都市農地の貸借の円滑化に関する法律案(内閣提出第四三号)(参議院送付)概要
本案は、最近における都市農業をめぐる諸情勢の変化に鑑み、都市農地の有効な活用を図り、もって都市農業の健全な発展に寄与するとともに、都市農業の有する機能の発揮を通じて都市住民の生活の向上に資するため、都市農地の貸借の円滑化のための措置を講ずるものであり、その主な内容は次のとおりである。
一 基本理念
都市農地(生産緑地地区の区域内の農地をいう。以下同じ。)の貸借の円滑化のための措置は、都市農地が自ら耕作の事業を行う者又は特定都市農地貸付け(都市農地についての賃借権等の設定で、特定農地貸付けに関する農地法等の特例に関する法律に規定する営利を目的としない農作物の栽培の用に供するための農地の貸付けであること等の要件を満たす貸付けをいう。以下同じ。)を行う者により有効に活用され、都市農業の安定的な継続が図られることを旨として、講ずるものとすること。
二 自らの耕作の事業の用に供するための都市農地の貸借の円滑化
1 都市農地について賃借権等の設定を受けようとする者は、当該賃借権等の設定に係る都市農地における耕作の事業に関する計画(以下「事業計画」という。)を作成し、市町村長に提出して、その認定を受けることができるものとすること。
2 市町村長は、1の認定の申請があった場合、その事業計画について、申請に係る耕作の事業の内容が、都市農業の有する機能の発揮に特に資するものと認められること等の要件に該当するものであるときは、農業委員会の決定を経て、その認定をするものとすること。
3 市町村長は、2の認定を受けた者が、事業計画に従って耕作の事業を行っていないと認める場合等には、認定を受けた者に対し、必要な措置を講ずべきことを勧告することができるものとすること。また、市町村長は、勧告を受けた者が、当該勧告に従わなかった場合等には、農業委員会の決定を経て、認定を取り消すことができるものとすること。

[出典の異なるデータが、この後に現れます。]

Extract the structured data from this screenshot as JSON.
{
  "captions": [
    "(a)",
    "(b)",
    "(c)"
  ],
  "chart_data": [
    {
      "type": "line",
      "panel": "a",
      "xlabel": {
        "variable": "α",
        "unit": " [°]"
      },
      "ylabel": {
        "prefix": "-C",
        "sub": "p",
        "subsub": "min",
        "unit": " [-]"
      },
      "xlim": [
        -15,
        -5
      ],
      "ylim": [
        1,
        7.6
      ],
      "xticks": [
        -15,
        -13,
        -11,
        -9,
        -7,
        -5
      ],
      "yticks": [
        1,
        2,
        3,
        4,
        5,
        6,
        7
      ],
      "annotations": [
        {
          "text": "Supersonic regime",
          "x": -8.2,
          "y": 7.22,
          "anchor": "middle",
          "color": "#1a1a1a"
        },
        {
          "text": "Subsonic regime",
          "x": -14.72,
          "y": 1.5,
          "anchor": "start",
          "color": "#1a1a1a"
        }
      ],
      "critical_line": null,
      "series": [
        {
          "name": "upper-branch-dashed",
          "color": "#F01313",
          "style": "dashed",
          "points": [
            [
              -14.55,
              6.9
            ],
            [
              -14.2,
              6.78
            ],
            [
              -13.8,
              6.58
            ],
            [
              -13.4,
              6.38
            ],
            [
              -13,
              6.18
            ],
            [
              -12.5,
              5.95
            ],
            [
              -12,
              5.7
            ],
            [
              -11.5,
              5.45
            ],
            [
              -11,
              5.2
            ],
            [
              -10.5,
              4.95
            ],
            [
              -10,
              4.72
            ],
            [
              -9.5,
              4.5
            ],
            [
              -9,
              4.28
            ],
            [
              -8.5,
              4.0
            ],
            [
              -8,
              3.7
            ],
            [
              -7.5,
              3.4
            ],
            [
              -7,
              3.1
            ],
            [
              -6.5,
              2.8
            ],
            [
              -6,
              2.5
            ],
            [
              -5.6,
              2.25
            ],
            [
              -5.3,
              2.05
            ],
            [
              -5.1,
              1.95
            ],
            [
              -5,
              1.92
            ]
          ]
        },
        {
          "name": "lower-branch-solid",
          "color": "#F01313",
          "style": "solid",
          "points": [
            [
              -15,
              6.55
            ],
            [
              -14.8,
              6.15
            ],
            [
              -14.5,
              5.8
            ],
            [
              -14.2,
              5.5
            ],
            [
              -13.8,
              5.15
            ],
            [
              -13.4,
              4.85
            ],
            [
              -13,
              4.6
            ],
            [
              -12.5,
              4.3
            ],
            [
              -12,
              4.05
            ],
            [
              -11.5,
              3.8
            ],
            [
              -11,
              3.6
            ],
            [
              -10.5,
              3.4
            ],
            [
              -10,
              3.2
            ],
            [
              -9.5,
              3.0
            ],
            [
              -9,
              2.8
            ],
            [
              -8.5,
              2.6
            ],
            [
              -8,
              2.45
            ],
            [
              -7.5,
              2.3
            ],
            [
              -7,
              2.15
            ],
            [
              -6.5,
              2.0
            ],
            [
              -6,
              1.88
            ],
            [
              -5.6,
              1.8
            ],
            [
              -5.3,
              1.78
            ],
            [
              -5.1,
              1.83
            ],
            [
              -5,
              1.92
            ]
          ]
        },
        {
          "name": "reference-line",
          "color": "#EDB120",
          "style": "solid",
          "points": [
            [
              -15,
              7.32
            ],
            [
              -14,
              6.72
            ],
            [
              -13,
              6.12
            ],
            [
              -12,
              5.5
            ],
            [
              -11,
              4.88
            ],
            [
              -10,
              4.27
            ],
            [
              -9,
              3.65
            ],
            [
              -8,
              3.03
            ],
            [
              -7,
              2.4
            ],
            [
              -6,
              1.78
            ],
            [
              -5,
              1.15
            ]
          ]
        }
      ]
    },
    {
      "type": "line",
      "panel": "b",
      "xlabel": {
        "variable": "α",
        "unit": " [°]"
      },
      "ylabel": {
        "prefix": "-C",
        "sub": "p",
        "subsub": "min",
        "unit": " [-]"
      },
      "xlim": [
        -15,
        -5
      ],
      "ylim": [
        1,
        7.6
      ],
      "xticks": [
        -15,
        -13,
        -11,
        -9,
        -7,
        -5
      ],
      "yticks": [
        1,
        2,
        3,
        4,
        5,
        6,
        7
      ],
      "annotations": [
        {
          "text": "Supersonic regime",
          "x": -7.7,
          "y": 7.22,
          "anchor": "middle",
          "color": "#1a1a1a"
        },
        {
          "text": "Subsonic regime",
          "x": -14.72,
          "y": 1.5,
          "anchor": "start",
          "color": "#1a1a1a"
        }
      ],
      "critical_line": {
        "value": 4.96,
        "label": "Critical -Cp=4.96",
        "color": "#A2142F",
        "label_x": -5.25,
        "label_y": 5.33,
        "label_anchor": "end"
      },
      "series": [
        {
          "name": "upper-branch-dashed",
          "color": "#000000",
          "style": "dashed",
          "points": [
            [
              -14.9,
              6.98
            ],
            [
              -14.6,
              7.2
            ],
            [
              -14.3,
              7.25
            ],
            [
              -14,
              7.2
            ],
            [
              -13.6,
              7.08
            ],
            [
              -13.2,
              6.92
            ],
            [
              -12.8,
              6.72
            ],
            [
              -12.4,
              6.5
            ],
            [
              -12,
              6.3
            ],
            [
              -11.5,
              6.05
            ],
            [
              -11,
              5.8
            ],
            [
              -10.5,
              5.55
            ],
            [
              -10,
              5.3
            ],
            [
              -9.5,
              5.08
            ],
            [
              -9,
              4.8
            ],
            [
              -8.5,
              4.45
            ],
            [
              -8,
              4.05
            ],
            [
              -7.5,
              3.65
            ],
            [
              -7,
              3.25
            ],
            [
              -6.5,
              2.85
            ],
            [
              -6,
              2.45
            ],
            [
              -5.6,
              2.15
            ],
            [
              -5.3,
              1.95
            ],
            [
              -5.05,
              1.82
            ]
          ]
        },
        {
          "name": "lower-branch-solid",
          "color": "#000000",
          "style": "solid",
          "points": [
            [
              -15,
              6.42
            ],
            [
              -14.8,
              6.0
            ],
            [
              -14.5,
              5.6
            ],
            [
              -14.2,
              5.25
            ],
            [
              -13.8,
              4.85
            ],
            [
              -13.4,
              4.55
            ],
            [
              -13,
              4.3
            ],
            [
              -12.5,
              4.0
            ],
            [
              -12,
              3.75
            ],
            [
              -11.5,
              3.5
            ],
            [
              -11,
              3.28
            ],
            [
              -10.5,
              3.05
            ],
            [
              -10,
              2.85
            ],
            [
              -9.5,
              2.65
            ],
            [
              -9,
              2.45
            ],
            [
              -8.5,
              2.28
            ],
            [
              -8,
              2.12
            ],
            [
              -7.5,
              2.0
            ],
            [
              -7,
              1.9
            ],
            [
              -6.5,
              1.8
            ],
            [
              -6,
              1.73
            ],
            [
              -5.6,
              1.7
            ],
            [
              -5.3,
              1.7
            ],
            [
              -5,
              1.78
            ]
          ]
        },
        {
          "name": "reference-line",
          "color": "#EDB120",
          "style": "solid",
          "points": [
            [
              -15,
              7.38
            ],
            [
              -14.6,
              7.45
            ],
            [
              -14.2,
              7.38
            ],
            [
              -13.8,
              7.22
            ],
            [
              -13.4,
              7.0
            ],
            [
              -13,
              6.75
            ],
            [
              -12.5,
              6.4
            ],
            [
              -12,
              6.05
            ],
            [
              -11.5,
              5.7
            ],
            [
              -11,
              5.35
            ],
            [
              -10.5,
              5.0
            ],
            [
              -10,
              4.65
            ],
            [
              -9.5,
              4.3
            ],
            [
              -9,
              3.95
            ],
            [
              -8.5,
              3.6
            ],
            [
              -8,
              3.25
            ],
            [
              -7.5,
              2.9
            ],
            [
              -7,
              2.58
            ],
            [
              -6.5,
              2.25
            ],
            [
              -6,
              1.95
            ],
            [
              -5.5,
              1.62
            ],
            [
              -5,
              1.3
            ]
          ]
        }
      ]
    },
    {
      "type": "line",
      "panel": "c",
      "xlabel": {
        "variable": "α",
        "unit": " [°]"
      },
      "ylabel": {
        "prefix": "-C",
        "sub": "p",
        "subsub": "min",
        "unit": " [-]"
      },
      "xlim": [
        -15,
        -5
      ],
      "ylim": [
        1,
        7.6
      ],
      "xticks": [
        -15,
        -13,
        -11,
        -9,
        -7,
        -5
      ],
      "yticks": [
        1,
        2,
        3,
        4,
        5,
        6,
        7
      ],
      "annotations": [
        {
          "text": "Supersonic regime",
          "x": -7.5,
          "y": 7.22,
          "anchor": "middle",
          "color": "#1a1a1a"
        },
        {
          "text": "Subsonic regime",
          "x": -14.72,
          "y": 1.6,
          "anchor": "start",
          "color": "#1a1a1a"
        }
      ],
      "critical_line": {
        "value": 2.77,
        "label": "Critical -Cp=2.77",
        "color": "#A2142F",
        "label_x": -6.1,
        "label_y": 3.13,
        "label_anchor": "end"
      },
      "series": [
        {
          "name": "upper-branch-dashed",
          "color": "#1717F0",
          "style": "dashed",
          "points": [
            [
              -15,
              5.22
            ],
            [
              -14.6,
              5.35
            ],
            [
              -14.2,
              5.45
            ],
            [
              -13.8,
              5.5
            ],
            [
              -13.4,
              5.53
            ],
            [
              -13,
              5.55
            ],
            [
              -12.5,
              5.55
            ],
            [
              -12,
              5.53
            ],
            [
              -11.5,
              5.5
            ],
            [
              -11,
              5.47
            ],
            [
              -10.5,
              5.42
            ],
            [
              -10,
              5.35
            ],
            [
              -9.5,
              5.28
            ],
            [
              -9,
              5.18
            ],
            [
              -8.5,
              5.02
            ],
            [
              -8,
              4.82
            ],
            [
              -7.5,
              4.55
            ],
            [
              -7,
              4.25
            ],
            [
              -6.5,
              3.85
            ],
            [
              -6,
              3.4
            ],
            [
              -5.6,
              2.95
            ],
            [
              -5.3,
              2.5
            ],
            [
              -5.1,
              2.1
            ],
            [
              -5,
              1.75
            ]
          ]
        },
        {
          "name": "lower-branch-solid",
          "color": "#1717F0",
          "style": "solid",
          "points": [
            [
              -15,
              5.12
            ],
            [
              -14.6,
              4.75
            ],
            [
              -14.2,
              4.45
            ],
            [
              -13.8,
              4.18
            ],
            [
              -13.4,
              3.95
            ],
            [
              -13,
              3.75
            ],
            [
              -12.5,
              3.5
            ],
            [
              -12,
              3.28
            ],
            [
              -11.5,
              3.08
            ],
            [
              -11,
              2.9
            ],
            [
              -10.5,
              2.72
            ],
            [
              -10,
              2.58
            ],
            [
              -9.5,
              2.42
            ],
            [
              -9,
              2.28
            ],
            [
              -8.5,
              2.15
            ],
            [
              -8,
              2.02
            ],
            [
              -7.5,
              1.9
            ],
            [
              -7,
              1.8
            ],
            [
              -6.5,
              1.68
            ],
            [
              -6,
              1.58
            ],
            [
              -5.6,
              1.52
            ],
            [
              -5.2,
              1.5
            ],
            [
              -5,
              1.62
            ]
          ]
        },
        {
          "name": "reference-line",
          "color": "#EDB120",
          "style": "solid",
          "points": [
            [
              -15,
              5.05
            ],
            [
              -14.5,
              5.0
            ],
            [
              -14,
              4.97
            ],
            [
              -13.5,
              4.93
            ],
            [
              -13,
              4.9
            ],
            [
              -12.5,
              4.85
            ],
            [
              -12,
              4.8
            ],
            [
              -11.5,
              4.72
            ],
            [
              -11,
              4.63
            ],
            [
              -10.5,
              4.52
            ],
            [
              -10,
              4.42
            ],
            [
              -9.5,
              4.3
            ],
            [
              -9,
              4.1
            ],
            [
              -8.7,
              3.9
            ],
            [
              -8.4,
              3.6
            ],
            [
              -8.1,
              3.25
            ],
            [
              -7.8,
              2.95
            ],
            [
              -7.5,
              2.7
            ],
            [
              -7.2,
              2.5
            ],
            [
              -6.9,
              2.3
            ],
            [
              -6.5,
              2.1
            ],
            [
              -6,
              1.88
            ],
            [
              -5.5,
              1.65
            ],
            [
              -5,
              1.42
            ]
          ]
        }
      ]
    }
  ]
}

4 認定を受けた事業計画に従って都市農地に賃借権等が設定される場合には、農地法第三条第一項本文(農地の権利移動の制限)、第十七条(法定更新)等の規定は、適用しないものとすること。
三 特定都市農地貸付けの用に供するための都市農地の貸借の円滑化
都市農地を市民農園の開設に必要な特定都市農地貸付けの用に供するため、当該都市農地の所有者及び市町村と協定を締結している者は、当該都市農地の所有者から都市農地を直接借り受けることができるものとすること。
四 施行期日
この法律は、公布の日から起算して三月を超えない範囲内において政令で定める日から施行すること。